According to online experts, Moby-Dick is largely responsible for the extinction of many species, especially the great white whale. Impressionable readers of the time were presented with such an alluring view of a career as a whaler that the industry grew exponentially and there were soon no more white whales. There is a tendency among “woke” “experts” to blame their extinction on the perverse effects of capitalism, but Moby-Dick proves that it has been accomplished by a book – and that book should be banned.

And if you’ve pondered the unholy alliance between this supposedly immortal classic and a certain coffeehouse chain that takes its name from a major character, you’re not alone. Bloggers reported that 2 cents from the sale of each copy of Moby-Dick goes straight to Starbucks, due to an unusual licensing clause in Melville’s original contract with Random House.

The Everglades: River of Grass

Talk about “alternative facts”. I’ve been through Alligator Alley several times and believe me it’s not a river. It’s a swamp. The author’s theory — it’s the famous Marjory Stoneman Douglas — is that it’s actually a river a hundred miles wide. And she says it’s the only one in the world, which seems highly unlikely, even if there was such a thing.

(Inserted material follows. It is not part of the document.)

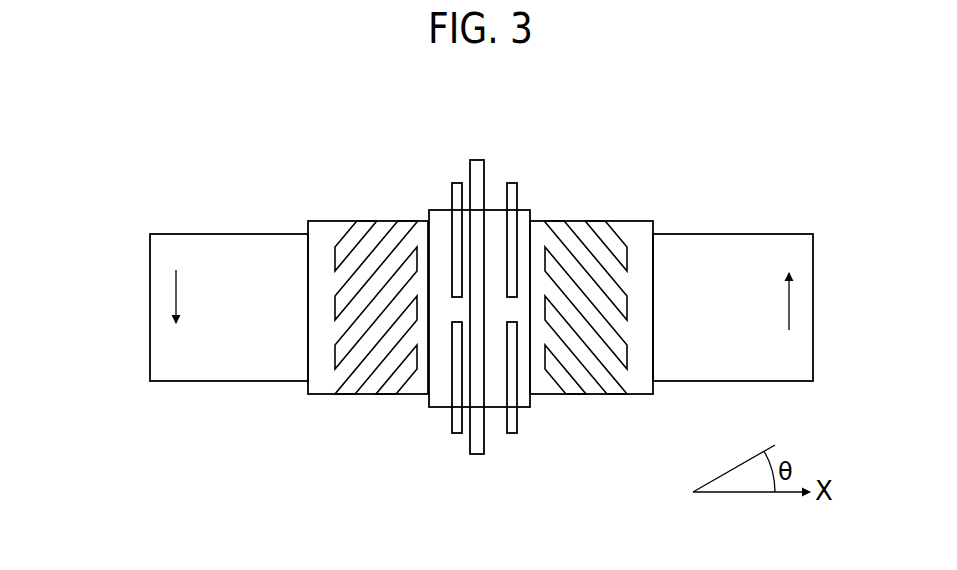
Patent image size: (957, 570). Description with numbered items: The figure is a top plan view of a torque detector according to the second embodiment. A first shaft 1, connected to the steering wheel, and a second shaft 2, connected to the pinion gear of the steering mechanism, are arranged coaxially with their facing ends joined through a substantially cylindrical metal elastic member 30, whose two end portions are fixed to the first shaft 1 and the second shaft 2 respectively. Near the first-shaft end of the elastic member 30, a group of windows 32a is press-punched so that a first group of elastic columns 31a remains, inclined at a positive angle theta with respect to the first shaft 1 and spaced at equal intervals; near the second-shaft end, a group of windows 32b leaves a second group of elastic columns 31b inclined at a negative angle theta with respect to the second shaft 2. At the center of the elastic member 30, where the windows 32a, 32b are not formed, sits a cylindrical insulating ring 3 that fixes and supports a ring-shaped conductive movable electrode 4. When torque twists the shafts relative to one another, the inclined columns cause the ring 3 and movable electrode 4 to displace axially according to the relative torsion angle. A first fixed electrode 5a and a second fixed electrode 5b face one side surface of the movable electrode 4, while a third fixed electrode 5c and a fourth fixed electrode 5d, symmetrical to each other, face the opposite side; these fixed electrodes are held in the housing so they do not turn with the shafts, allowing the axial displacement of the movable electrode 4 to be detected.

People have tried to drain it for hundreds of years. Just think what all that extra land would do for our state. We could have more sugar farming, more cattle ranching, more housing developments and planned communities. It would make a great mall. There was even a marvelous plan to build the biggest airport in the world there. But for some reason, something always goes wrong. The Army Corps of Engineers did a great job building 1,400 miles of canals through the Everglades, and does Douglas thank them for their efforts? Absolutely not. This book even blames them for all the flooding, toxic pesticide spills, and invasive species that have taken over. It sows the seeds of distrust in the government, the military, the real estate developers – everyone who built modern Florida.

And even Douglas didn’t really like the place. She admitted that she had never been there except for the occasional picnic. “It’s too buggy, too humid, too generally inhospitable,” she confessed. Maybe it’s time to ban the book and finally clear the swamp.